I was cleaning the Outback yesterday, getting it ready for Mid Atlantic Rally this weekend and while cleaning the roof I noticed something interesting about my gutters.

#1. I have never liked them much because I don't think they have ever caught rain and sent it to the ends of the camper like they are supposed to.

#2. I have noticed that most of my black streaks start immediately under the gutter, as if water is actually coming from under the gutter.

#3. The awning appears to bend the gutter on that side of the camper, causing water to puddle,slightly, in the gutter on that side of the camper.

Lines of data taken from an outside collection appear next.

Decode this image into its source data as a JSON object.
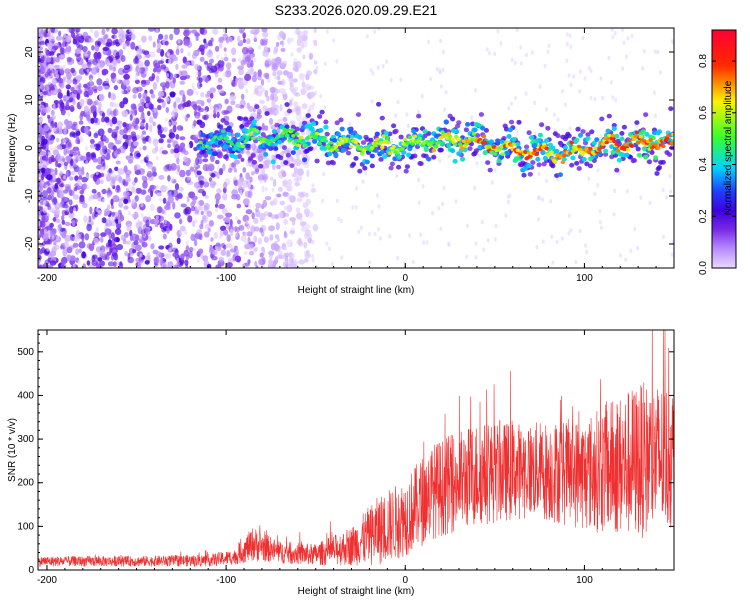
{
  "chart_data": [
    {
      "type": "heatmap",
      "title": "S233.2026.020.09.29.E21",
      "xlabel": "Height of straight line (km)",
      "ylabel": "Frequency (Hz)",
      "xlim": [
        -205,
        150
      ],
      "ylim": [
        -25,
        25
      ],
      "xticks": [
        -200,
        -100,
        0,
        100
      ],
      "yticks": [
        -20,
        -10,
        0,
        10,
        20
      ],
      "colorbar": {
        "label": "Normalized spectral amplitude",
        "range": [
          0.0,
          0.92
        ],
        "ticks": [
          0.0,
          0.2,
          0.4,
          0.6,
          0.8
        ]
      },
      "ridge": {
        "start_x": -115,
        "center_hz": [
          [
            -115,
            1.0
          ],
          [
            -60,
            2.5
          ],
          [
            -30,
            0.5
          ],
          [
            0,
            0.5
          ],
          [
            30,
            2.0
          ],
          [
            60,
            -0.5
          ],
          [
            90,
            -1.0
          ],
          [
            120,
            1.0
          ],
          [
            150,
            1.0
          ]
        ],
        "peak_amplitude": 0.85
      },
      "noise_region": {
        "x_from": -205,
        "x_to": -90,
        "y_range": [
          -25,
          25
        ]
      },
      "colors": [
        "#ffffff",
        "#e9d8ff",
        "#b88cff",
        "#7a2be6",
        "#3d00e0",
        "#1f3dff",
        "#00d4ff",
        "#37ff2b",
        "#fff100",
        "#ff2a00"
      ]
    },
    {
      "type": "line",
      "xlabel": "Height of straight line (km)",
      "ylabel": "SNR (10 * v/v)",
      "xlim": [
        -205,
        150
      ],
      "ylim": [
        0,
        550
      ],
      "xticks": [
        -200,
        -100,
        0,
        100
      ],
      "yticks": [
        0,
        100,
        200,
        300,
        400,
        500
      ],
      "line_color": "#ef3030",
      "envelope": [
        {
          "x": -205,
          "mean": 20,
          "spread": 12
        },
        {
          "x": -150,
          "mean": 20,
          "spread": 12
        },
        {
          "x": -110,
          "mean": 22,
          "spread": 14
        },
        {
          "x": -95,
          "mean": 30,
          "spread": 18
        },
        {
          "x": -85,
          "mean": 60,
          "spread": 40
        },
        {
          "x": -70,
          "mean": 40,
          "spread": 25
        },
        {
          "x": -50,
          "mean": 35,
          "spread": 25
        },
        {
          "x": -30,
          "mean": 55,
          "spread": 45
        },
        {
          "x": -15,
          "mean": 90,
          "spread": 80
        },
        {
          "x": 0,
          "mean": 120,
          "spread": 90
        },
        {
          "x": 15,
          "mean": 180,
          "spread": 110
        },
        {
          "x": 40,
          "mean": 220,
          "spread": 120
        },
        {
          "x": 70,
          "mean": 230,
          "spread": 110
        },
        {
          "x": 100,
          "mean": 220,
          "spread": 130
        },
        {
          "x": 130,
          "mean": 250,
          "spread": 180
        },
        {
          "x": 150,
          "mean": 260,
          "spread": 170
        }
      ]
    }
  ]
}
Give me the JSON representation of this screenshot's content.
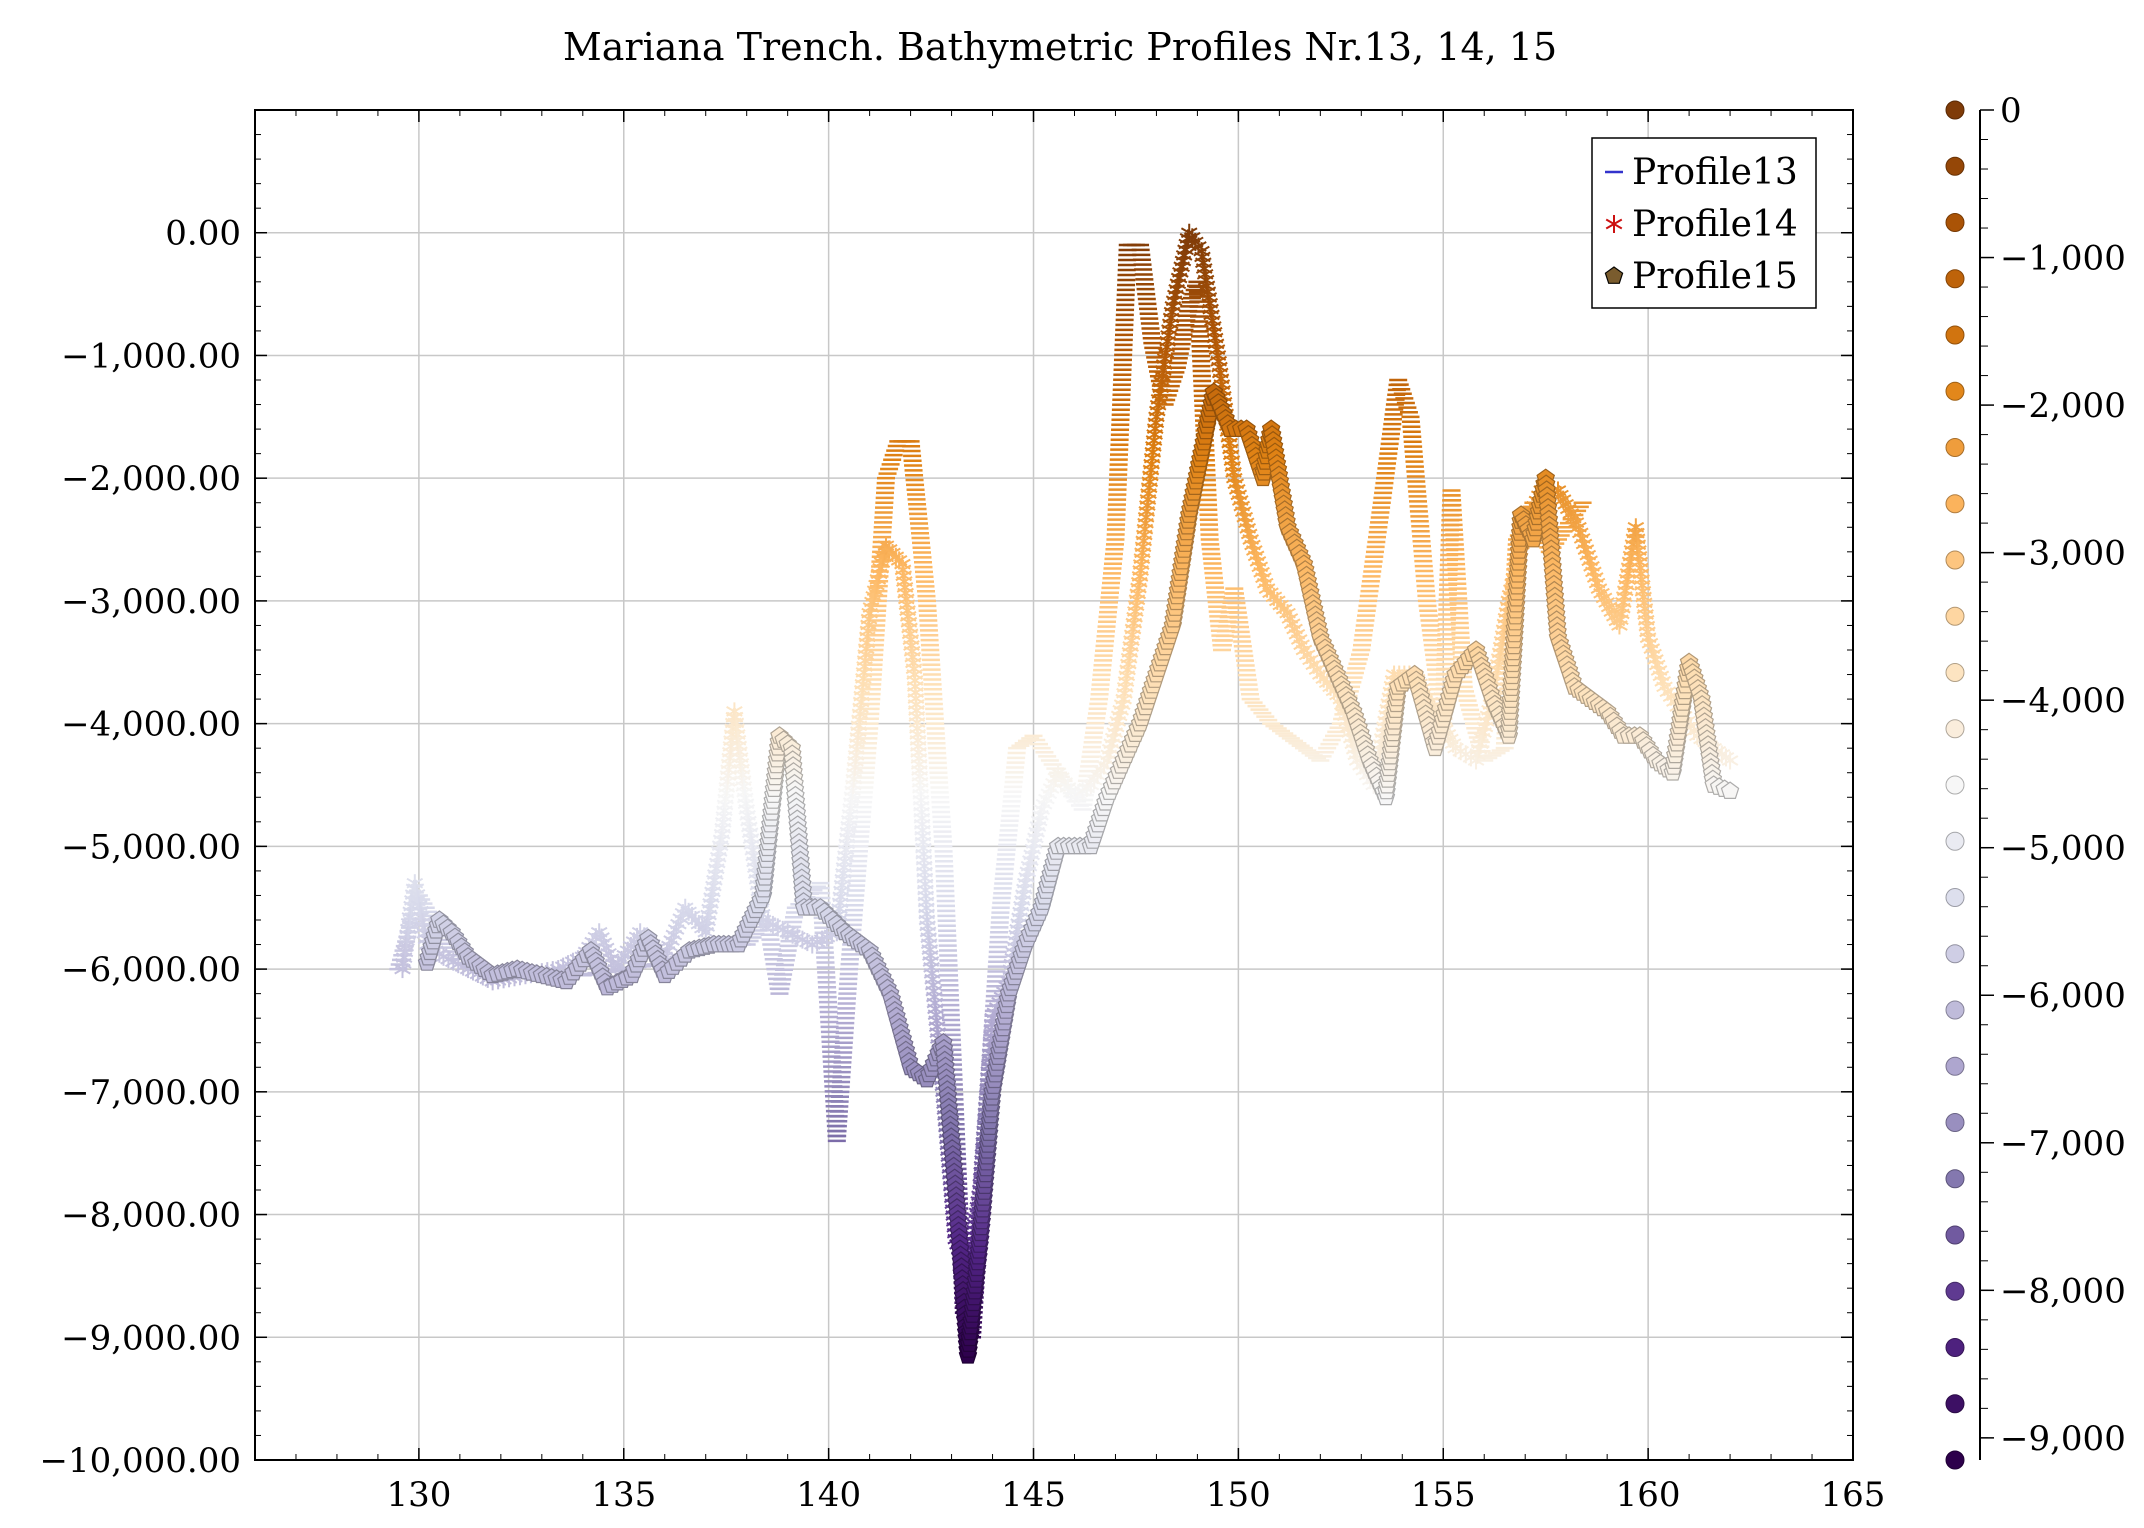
{
  "chart_data": {
    "type": "scatter",
    "title": "Mariana Trench. Bathymetric Profiles Nr.13, 14, 15",
    "xlabel": "",
    "ylabel": "",
    "xlim": [
      126,
      165
    ],
    "ylim": [
      -10000,
      1000
    ],
    "grid": true,
    "legend_position": "top-right",
    "x_ticks": [
      {
        "value": 130,
        "label": "130"
      },
      {
        "value": 135,
        "label": "135"
      },
      {
        "value": 140,
        "label": "140"
      },
      {
        "value": 145,
        "label": "145"
      },
      {
        "value": 150,
        "label": "150"
      },
      {
        "value": 155,
        "label": "155"
      },
      {
        "value": 160,
        "label": "160"
      },
      {
        "value": 165,
        "label": "165"
      }
    ],
    "y_ticks": [
      {
        "value": 0,
        "label": "0.00"
      },
      {
        "value": -1000,
        "label": "−1,000.00"
      },
      {
        "value": -2000,
        "label": "−2,000.00"
      },
      {
        "value": -3000,
        "label": "−3,000.00"
      },
      {
        "value": -4000,
        "label": "−4,000.00"
      },
      {
        "value": -5000,
        "label": "−5,000.00"
      },
      {
        "value": -6000,
        "label": "−6,000.00"
      },
      {
        "value": -7000,
        "label": "−7,000.00"
      },
      {
        "value": -8000,
        "label": "−8,000.00"
      },
      {
        "value": -9000,
        "label": "−9,000.00"
      },
      {
        "value": -10000,
        "label": "−10,000.00"
      }
    ],
    "colorbar": {
      "range": [
        -9150,
        0
      ],
      "ticks": [
        {
          "value": 0,
          "label": "0"
        },
        {
          "value": -1000,
          "label": "−1,000"
        },
        {
          "value": -2000,
          "label": "−2,000"
        },
        {
          "value": -3000,
          "label": "−3,000"
        },
        {
          "value": -4000,
          "label": "−4,000"
        },
        {
          "value": -5000,
          "label": "−5,000"
        },
        {
          "value": -6000,
          "label": "−6,000"
        },
        {
          "value": -7000,
          "label": "−7,000"
        },
        {
          "value": -8000,
          "label": "−8,000"
        },
        {
          "value": -9000,
          "label": "−9,000"
        }
      ],
      "colors": [
        "#2d004b",
        "#542788",
        "#8073ac",
        "#b2abd2",
        "#d8daeb",
        "#f7f7f7",
        "#fee0b6",
        "#fdb863",
        "#e08214",
        "#b35806",
        "#7f3b08"
      ]
    },
    "series": [
      {
        "name": "Profile13",
        "marker": "minus",
        "legend_color": "#3333cc",
        "points": [
          [
            129.5,
            -6000
          ],
          [
            130.0,
            -5400
          ],
          [
            130.5,
            -5700
          ],
          [
            131.0,
            -5950
          ],
          [
            132.0,
            -6050
          ],
          [
            133.0,
            -6000
          ],
          [
            134.0,
            -6050
          ],
          [
            135.0,
            -6000
          ],
          [
            136.0,
            -5950
          ],
          [
            137.0,
            -5800
          ],
          [
            138.0,
            -5800
          ],
          [
            138.5,
            -5600
          ],
          [
            138.8,
            -6200
          ],
          [
            139.2,
            -5500
          ],
          [
            139.8,
            -5300
          ],
          [
            140.2,
            -7400
          ],
          [
            140.5,
            -6000
          ],
          [
            141.0,
            -4000
          ],
          [
            141.4,
            -2000
          ],
          [
            141.7,
            -1700
          ],
          [
            142.0,
            -1700
          ],
          [
            142.4,
            -3000
          ],
          [
            142.8,
            -5000
          ],
          [
            143.3,
            -8800
          ],
          [
            143.5,
            -9000
          ],
          [
            143.8,
            -7500
          ],
          [
            144.2,
            -5500
          ],
          [
            144.6,
            -4200
          ],
          [
            145.0,
            -4100
          ],
          [
            145.4,
            -4300
          ],
          [
            145.8,
            -4500
          ],
          [
            146.2,
            -4700
          ],
          [
            146.6,
            -3800
          ],
          [
            147.0,
            -2500
          ],
          [
            147.3,
            -100
          ],
          [
            147.6,
            -100
          ],
          [
            147.9,
            -900
          ],
          [
            148.2,
            -1400
          ],
          [
            148.5,
            -1100
          ],
          [
            148.8,
            -600
          ],
          [
            149.0,
            -400
          ],
          [
            149.3,
            -2500
          ],
          [
            149.6,
            -3400
          ],
          [
            149.9,
            -2900
          ],
          [
            150.3,
            -3800
          ],
          [
            150.8,
            -4000
          ],
          [
            151.2,
            -4100
          ],
          [
            151.6,
            -4200
          ],
          [
            152.0,
            -4300
          ],
          [
            152.5,
            -4000
          ],
          [
            153.0,
            -3400
          ],
          [
            153.5,
            -2200
          ],
          [
            153.9,
            -1200
          ],
          [
            154.2,
            -1500
          ],
          [
            154.6,
            -3000
          ],
          [
            155.0,
            -4000
          ],
          [
            155.2,
            -2100
          ],
          [
            155.5,
            -3700
          ],
          [
            156.0,
            -4300
          ],
          [
            156.5,
            -4200
          ],
          [
            156.8,
            -2500
          ],
          [
            157.2,
            -2200
          ],
          [
            157.6,
            -2600
          ],
          [
            158.0,
            -2400
          ],
          [
            158.4,
            -2200
          ]
        ]
      },
      {
        "name": "Profile14",
        "marker": "asterisk",
        "legend_color": "#cc1111",
        "points": [
          [
            129.6,
            -6000
          ],
          [
            129.9,
            -5300
          ],
          [
            130.2,
            -5800
          ],
          [
            130.6,
            -5900
          ],
          [
            131.2,
            -6000
          ],
          [
            131.8,
            -6100
          ],
          [
            132.6,
            -6050
          ],
          [
            133.4,
            -6000
          ],
          [
            134.0,
            -5900
          ],
          [
            134.4,
            -5700
          ],
          [
            134.8,
            -6000
          ],
          [
            135.4,
            -5700
          ],
          [
            136.0,
            -5900
          ],
          [
            136.5,
            -5500
          ],
          [
            137.0,
            -5700
          ],
          [
            137.4,
            -4900
          ],
          [
            137.7,
            -3900
          ],
          [
            138.0,
            -4700
          ],
          [
            138.4,
            -5600
          ],
          [
            139.0,
            -5700
          ],
          [
            139.6,
            -5800
          ],
          [
            140.2,
            -5700
          ],
          [
            140.6,
            -4500
          ],
          [
            141.0,
            -3100
          ],
          [
            141.4,
            -2550
          ],
          [
            141.8,
            -2700
          ],
          [
            142.1,
            -3600
          ],
          [
            142.4,
            -5600
          ],
          [
            142.8,
            -7000
          ],
          [
            143.1,
            -8200
          ],
          [
            143.4,
            -8500
          ],
          [
            143.7,
            -7800
          ],
          [
            144.0,
            -6400
          ],
          [
            144.4,
            -6100
          ],
          [
            144.8,
            -5300
          ],
          [
            145.2,
            -4700
          ],
          [
            145.6,
            -4400
          ],
          [
            146.0,
            -4600
          ],
          [
            146.4,
            -4500
          ],
          [
            146.8,
            -4300
          ],
          [
            147.2,
            -3800
          ],
          [
            147.6,
            -2800
          ],
          [
            148.0,
            -1500
          ],
          [
            148.4,
            -600
          ],
          [
            148.8,
            0
          ],
          [
            149.1,
            -150
          ],
          [
            149.5,
            -1000
          ],
          [
            149.9,
            -2000
          ],
          [
            150.3,
            -2500
          ],
          [
            150.7,
            -2900
          ],
          [
            151.2,
            -3100
          ],
          [
            151.6,
            -3400
          ],
          [
            152.0,
            -3600
          ],
          [
            152.5,
            -3800
          ],
          [
            152.9,
            -4300
          ],
          [
            153.3,
            -4500
          ],
          [
            153.8,
            -3600
          ],
          [
            154.3,
            -3600
          ],
          [
            154.8,
            -3900
          ],
          [
            155.3,
            -4200
          ],
          [
            155.8,
            -4300
          ],
          [
            156.2,
            -3800
          ],
          [
            156.6,
            -3000
          ],
          [
            157.0,
            -2400
          ],
          [
            157.4,
            -2100
          ],
          [
            157.8,
            -2100
          ],
          [
            158.3,
            -2400
          ],
          [
            158.8,
            -2900
          ],
          [
            159.3,
            -3200
          ],
          [
            159.7,
            -2400
          ],
          [
            160.0,
            -3300
          ],
          [
            160.4,
            -3700
          ],
          [
            160.8,
            -3900
          ],
          [
            161.2,
            -4100
          ],
          [
            161.6,
            -4200
          ],
          [
            162.0,
            -4300
          ]
        ]
      },
      {
        "name": "Profile15",
        "marker": "pentagon",
        "legend_color": "#7a5c2e",
        "points": [
          [
            130.2,
            -5950
          ],
          [
            130.5,
            -5600
          ],
          [
            130.8,
            -5700
          ],
          [
            131.2,
            -5900
          ],
          [
            131.8,
            -6050
          ],
          [
            132.4,
            -6000
          ],
          [
            133.0,
            -6050
          ],
          [
            133.6,
            -6100
          ],
          [
            134.2,
            -5850
          ],
          [
            134.6,
            -6150
          ],
          [
            135.2,
            -6050
          ],
          [
            135.6,
            -5750
          ],
          [
            136.0,
            -6050
          ],
          [
            136.6,
            -5850
          ],
          [
            137.2,
            -5800
          ],
          [
            137.8,
            -5800
          ],
          [
            138.4,
            -5400
          ],
          [
            138.8,
            -4100
          ],
          [
            139.1,
            -4200
          ],
          [
            139.4,
            -5500
          ],
          [
            139.8,
            -5500
          ],
          [
            140.4,
            -5700
          ],
          [
            141.0,
            -5850
          ],
          [
            141.5,
            -6200
          ],
          [
            142.0,
            -6800
          ],
          [
            142.4,
            -6900
          ],
          [
            142.8,
            -6600
          ],
          [
            143.1,
            -7800
          ],
          [
            143.4,
            -9150
          ],
          [
            143.7,
            -8200
          ],
          [
            144.0,
            -7000
          ],
          [
            144.4,
            -6200
          ],
          [
            144.8,
            -5800
          ],
          [
            145.2,
            -5500
          ],
          [
            145.6,
            -5000
          ],
          [
            146.0,
            -5000
          ],
          [
            146.4,
            -5000
          ],
          [
            146.8,
            -4600
          ],
          [
            147.2,
            -4300
          ],
          [
            147.6,
            -4000
          ],
          [
            148.0,
            -3600
          ],
          [
            148.4,
            -3200
          ],
          [
            148.8,
            -2300
          ],
          [
            149.1,
            -1800
          ],
          [
            149.4,
            -1300
          ],
          [
            149.8,
            -1600
          ],
          [
            150.2,
            -1600
          ],
          [
            150.6,
            -2000
          ],
          [
            150.8,
            -1600
          ],
          [
            151.2,
            -2400
          ],
          [
            151.6,
            -2700
          ],
          [
            152.0,
            -3300
          ],
          [
            152.4,
            -3600
          ],
          [
            152.8,
            -3900
          ],
          [
            153.2,
            -4300
          ],
          [
            153.6,
            -4600
          ],
          [
            153.9,
            -3700
          ],
          [
            154.3,
            -3600
          ],
          [
            154.8,
            -4200
          ],
          [
            155.3,
            -3600
          ],
          [
            155.8,
            -3400
          ],
          [
            156.2,
            -3800
          ],
          [
            156.6,
            -4100
          ],
          [
            156.9,
            -2300
          ],
          [
            157.2,
            -2500
          ],
          [
            157.5,
            -2000
          ],
          [
            157.8,
            -3300
          ],
          [
            158.2,
            -3700
          ],
          [
            158.6,
            -3800
          ],
          [
            159.0,
            -3900
          ],
          [
            159.4,
            -4100
          ],
          [
            159.8,
            -4100
          ],
          [
            160.2,
            -4300
          ],
          [
            160.6,
            -4400
          ],
          [
            161.0,
            -3500
          ],
          [
            161.3,
            -3800
          ],
          [
            161.6,
            -4500
          ],
          [
            162.0,
            -4550
          ]
        ]
      }
    ]
  }
}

I have the gutter extensions and still have to deal with lots of black streaks. Got very frustrated yesterday because I didn't have time to really get them all taken care of, so I'll revisit them another day. Has anyone ever put a fine bead of silicon on the underside of the gutter? I thought maybe this would help.

Thanks!

Only 3 more days until I'm campin'!!!!






























Jason


----------



## nascarcamper (Jan 27, 2005)

I've noticed I have more problems on the slide side gutter. So far haven't been able to figure that one out. Mine is between the top of the slide and the gutter.


----------



## Thor (Apr 7, 2004)

I added gutter extensions - Streak - A - Way. They were cheap and work very well.

Anwing - I use wind flappers and put my awning on an angle to prevent word build-up.

Thor


----------



## W4DRR (May 17, 2005)

I get some streaks too, but mostly because those gutters can channel away, maybe a hard drizzle at best. They are way too small for a good old fashioned Georgia downpour (a "Toad Strangler" in Texas). They simply overflow down the side. Plus, it doesn't take much in the way of debris to clog them up. The trees in my yard seem like they are shedding something four seasons of the year, and I am constantly having to clean the gutters out to slow down the streaking.

Bob


----------